カレークッキング/インドカレー
インセンティブ incentive
40歳に近づいたころ,週末に自分で手作りカレーを作るようになった.
少年のころ,カレーライス狂いだった僕は,インスタントでは満足できなくなったのだ.
カレーが少年時代のトラウマとなっていたのだ.
おいしいカレーが食べたい.
そんな思いが僕をカレー作りに走らせた.
最終目標は,少年のころに食べた昔懐かしい洋食屋のカレーを自作することだ.
しかし,まずは,カレーの原点であるインドカレーから勉強を始めてみよう.
テキスト textbook

はじめてのインドカレー作りに手頃なテキストを見つけた.
インドのムンバイ出身のインド家庭料理研究家ミラ・メータさんが書いた「はじめてのインド料理」(文化出版局)というインド料理本だ.
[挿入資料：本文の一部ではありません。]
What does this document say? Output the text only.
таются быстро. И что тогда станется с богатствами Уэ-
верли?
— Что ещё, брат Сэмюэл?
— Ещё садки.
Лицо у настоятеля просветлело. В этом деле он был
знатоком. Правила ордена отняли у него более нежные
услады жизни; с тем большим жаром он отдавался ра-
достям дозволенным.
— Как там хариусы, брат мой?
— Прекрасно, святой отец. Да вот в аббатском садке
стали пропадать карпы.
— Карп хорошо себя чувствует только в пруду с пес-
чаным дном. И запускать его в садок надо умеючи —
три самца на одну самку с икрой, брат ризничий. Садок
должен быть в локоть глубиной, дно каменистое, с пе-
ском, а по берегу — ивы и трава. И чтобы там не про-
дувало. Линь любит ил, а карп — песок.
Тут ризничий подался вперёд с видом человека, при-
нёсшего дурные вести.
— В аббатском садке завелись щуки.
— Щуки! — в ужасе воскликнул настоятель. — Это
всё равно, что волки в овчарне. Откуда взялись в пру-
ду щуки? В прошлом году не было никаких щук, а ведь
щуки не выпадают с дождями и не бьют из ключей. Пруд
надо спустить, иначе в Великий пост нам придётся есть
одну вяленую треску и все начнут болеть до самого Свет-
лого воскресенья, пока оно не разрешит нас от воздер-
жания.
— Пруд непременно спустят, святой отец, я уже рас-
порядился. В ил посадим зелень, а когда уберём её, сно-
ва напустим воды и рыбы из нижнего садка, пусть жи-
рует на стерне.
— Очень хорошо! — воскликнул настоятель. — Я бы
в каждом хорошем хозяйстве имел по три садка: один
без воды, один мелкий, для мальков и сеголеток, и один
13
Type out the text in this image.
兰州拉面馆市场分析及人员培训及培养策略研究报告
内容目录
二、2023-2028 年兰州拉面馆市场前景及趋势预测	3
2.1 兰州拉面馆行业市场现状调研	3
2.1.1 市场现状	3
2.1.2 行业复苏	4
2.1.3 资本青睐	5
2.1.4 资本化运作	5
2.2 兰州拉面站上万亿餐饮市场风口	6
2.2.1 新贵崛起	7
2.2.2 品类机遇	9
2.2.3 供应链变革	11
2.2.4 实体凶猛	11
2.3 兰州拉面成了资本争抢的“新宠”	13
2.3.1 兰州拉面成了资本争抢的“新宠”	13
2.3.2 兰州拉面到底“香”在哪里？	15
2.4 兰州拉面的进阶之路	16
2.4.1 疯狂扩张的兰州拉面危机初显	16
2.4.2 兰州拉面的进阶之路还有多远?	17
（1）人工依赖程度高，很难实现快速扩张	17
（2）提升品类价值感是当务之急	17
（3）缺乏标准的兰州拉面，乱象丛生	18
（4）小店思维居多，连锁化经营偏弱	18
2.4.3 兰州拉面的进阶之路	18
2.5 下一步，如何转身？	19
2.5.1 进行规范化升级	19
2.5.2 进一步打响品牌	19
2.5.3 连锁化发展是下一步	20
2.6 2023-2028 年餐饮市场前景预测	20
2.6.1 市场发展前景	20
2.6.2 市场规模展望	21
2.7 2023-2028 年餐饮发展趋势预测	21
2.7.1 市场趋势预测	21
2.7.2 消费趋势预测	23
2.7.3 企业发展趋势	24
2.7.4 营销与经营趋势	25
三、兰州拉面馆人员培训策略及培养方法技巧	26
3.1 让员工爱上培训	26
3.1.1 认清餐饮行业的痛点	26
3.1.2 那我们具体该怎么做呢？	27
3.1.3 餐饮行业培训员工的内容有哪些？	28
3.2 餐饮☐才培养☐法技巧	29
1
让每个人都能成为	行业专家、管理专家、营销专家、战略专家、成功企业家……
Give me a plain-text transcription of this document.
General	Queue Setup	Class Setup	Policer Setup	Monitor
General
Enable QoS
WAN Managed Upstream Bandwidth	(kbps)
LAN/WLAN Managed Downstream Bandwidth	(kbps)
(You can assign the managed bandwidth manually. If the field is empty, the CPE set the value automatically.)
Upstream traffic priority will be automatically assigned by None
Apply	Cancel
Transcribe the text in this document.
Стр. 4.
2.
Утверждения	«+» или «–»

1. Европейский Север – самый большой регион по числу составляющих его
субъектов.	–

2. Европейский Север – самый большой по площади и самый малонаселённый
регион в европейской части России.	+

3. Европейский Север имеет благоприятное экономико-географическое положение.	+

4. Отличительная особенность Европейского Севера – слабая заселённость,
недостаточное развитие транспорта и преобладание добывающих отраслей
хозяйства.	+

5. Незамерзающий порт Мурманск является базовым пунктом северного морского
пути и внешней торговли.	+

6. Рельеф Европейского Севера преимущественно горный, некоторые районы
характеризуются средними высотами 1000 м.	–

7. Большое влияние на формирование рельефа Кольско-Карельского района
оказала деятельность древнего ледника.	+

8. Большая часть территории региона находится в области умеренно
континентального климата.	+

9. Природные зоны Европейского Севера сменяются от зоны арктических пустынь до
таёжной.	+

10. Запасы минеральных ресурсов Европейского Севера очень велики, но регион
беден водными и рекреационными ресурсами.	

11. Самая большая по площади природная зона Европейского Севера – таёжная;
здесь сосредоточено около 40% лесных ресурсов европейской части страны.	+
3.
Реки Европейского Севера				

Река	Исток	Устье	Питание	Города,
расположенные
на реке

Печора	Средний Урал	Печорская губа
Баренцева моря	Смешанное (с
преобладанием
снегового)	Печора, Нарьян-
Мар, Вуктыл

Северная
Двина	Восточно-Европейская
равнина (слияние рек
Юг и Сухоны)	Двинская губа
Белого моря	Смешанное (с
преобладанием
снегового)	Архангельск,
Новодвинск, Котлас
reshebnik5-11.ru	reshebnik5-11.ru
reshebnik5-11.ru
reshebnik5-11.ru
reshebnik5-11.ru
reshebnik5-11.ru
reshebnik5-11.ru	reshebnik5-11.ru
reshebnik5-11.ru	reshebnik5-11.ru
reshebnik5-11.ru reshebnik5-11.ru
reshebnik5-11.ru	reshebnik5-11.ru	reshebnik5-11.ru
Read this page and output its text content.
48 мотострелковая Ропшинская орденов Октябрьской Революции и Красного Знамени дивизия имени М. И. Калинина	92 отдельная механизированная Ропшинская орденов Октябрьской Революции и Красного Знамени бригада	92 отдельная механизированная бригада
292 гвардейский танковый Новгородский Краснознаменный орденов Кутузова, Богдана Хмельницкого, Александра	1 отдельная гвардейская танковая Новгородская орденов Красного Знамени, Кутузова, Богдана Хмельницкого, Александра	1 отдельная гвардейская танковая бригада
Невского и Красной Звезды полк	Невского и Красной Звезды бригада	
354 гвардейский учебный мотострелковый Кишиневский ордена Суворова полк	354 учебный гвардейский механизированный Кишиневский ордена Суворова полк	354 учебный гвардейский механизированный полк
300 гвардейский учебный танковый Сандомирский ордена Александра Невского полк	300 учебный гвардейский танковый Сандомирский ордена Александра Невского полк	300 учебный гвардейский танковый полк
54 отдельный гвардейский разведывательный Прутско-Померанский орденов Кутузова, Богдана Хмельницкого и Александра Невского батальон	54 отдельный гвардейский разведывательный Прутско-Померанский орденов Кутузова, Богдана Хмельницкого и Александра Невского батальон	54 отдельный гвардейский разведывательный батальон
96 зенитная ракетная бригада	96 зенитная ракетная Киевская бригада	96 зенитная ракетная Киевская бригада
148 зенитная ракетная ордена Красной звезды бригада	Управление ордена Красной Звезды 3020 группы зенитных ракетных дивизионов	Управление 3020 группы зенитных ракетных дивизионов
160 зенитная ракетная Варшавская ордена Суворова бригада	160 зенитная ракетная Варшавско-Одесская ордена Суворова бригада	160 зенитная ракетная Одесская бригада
この本には,「HEALTHY WAY TO INDIAN COOKING」という副題がついている.
少しメタボ傾向が現れ始めた時期でもあった.
カレーは健康食でもある.
スパイスはことごとく薬である.一石二鳥だ.
ミラさんは,1974年にご主人の仕事の関係で来日された.
東京南青山で「ビンディ」という店を経営され,料理教室も開かれていた.
日本にインド料理を広めた功労者との評価もある.
一度,お店のチキンカレーを食べたことがある.
家庭的なやさしい味のおいしいカレーだった.
しかし,2005年の秋ころだったろうか,再度,お店に食べに行こうとしたやさき,店を閉められた.
体調を崩されて帰国されたようだ.僕のインドカレー造りのお師匠さん.
とても残念だった.
このテキストは,レシピが具体的でわかりやすい.
書いてあるとおりに作るだけでおいしいインドカレーが作れるのだ.
初めて作ったときに驚いた.
とてもいい本なのだ.
僕の現在のレシピは,この本にあるレシピに好みのアレンジを加えたもの.
なお,ダンチューでは,何回かカレーの特集をしている.
参考になる.
スパイス spice

カンドカレーの命はスパイスだ.
ハウスやヱスビーなどからもスパイスが販売されている.
だが,なるべく良質なスパイスを使うとすれば朝岡スパイスだ.
僕は,最初からこれを愛用している.
コリアンダー,クミン,ブラックペッパー,レッドペッパー,ターメリックの基本スパイスのほかに,ナツメグ,クローブ,カルダモン,パプリカ,ガラムマサラといったスパイスだ.
その他に,フェネグリーク,フェンネル,シナモンなど約15種類くらいのスパイスを適当に混ぜたミックススパイスを使っている.
これに加えて,辛いインドカレーが好きな僕にとっては,ピンダルーペースト,グリーンマサラペーストも必需品だ.